A las doce, y al sonoro repique a vuelo de las campanas, y a los acentos
melodiosos del órgano, el oficio se comenzó. El cura, revestido con una alba
muy bella y una casulla modesta, y acompañado de dos acólitos vestidos de
blanco, comenzó la misa. El incienso, que era compuesto de gomas
olorosísimas que se recogían en los bosques de la tierra caliente, comenzó a
envolver con sus nubes el hermoso cuadro del altar; la voz del sacerdote se
elevó suave y dulce en medio del concurso, y el órgano comenzó a acompañar
las graves y melancólicas notas del canto llano, con su acento sonoro y
conmovedor.
Yo no había asistido a una misa desde mi juventud, y había perdido con la
costumbre de mi niñez la unción que inspiran los sentimientos de la infancia, el
ejemplo de piedad de los padres y la fe sencilla de los primeros años.

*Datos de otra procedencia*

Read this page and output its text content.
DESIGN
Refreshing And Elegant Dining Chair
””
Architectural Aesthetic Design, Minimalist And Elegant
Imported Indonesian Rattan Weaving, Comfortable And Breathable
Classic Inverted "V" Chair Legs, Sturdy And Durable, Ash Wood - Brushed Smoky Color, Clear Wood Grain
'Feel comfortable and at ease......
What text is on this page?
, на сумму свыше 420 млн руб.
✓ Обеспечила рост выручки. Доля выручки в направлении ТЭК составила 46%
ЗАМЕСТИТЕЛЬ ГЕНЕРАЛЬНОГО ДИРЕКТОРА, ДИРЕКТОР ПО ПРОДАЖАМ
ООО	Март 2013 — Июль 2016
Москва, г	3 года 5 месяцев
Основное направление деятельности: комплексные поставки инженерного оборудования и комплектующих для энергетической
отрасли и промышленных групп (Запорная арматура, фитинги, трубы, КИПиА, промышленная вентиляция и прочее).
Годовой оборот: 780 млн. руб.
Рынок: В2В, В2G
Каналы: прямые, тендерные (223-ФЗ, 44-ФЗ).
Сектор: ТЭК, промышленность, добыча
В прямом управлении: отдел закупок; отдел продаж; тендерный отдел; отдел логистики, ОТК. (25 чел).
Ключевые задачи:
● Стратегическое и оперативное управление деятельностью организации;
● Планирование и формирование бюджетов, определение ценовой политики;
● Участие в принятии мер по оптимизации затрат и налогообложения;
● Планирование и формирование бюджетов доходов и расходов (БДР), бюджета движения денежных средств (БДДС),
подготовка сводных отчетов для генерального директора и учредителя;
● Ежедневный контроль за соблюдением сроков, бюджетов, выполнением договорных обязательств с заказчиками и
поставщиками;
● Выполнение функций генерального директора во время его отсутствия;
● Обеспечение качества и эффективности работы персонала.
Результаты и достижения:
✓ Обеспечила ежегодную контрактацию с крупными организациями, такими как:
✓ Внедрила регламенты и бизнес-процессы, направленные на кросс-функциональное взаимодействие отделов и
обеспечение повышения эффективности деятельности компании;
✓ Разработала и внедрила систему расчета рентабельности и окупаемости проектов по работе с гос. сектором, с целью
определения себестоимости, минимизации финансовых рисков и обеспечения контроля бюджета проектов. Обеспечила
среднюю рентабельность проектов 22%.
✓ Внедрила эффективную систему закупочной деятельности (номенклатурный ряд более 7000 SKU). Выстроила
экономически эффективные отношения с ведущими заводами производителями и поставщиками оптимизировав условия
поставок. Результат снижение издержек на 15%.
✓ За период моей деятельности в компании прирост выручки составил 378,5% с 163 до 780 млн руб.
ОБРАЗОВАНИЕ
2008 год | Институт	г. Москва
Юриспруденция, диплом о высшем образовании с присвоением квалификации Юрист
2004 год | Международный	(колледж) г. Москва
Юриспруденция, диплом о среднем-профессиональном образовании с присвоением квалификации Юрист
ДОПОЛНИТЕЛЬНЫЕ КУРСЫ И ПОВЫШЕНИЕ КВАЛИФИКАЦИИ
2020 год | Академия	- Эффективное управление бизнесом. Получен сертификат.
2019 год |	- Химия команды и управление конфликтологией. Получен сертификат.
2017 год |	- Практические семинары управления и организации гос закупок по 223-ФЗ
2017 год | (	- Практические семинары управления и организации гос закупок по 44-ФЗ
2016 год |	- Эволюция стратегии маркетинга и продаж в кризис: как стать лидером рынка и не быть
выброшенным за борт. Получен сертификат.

Así es que había desdeñado después asistir a estas funciones, profesando ya otras ideas y no hallando en mi alma la disposición que me hacía amarlas en
otro tiempo.
Pero entonces, allí, en presencia de un cuadro que me recordaba toda mi
niñez, viendo en el altar a un sacerdote digno y virtuoso, aspirando el perfume
de una religión pura y buena, juzgué digno aquel lugar de la Divinidad; el
recuerdo de la infancia volvió a mi memoria con su dulcísimo prestigio, y con su
cortejo de sentimientos inocentes; mi espíritu desplegó sus alas en las regiones
místicas de la oración, y oré, como cuando era niño.
Parecía que me había rejuvenecido; y es que cuando uno se figura que
vuelven aquellos serenos días de la niñez, siente algo que hace revivir las
ilusiones perdidas, como sienten nueva vida las flores marchitas al recibir de
nuevo el rocío de la mañana.
* * * *
La misa, por lo demás, nada tuvo de particular para mí. Los pastores cantaron
nuevos villancicos, alternando con los coros de niños que acompañaba el
órgano.
El cura, una vez concluido el oficio, vino a hacer en lengua vulgar[1], delante
del concurso, la narración sencilla del Evangelio sobre el nacimiento de Jesús.
Supo acompañarla de algunas reflexiones consoladoras y elocuentes,
sirviéndole siempre de tema la fraternidad humana y la caridad, y se alejó del
presbiterio, dejando conmovidos a sus oyentes.
El pueblo salió de la iglesia, y un gran número de personas se dirigió a la casa
del alcalde. Yo me dirigí también allá con el cura.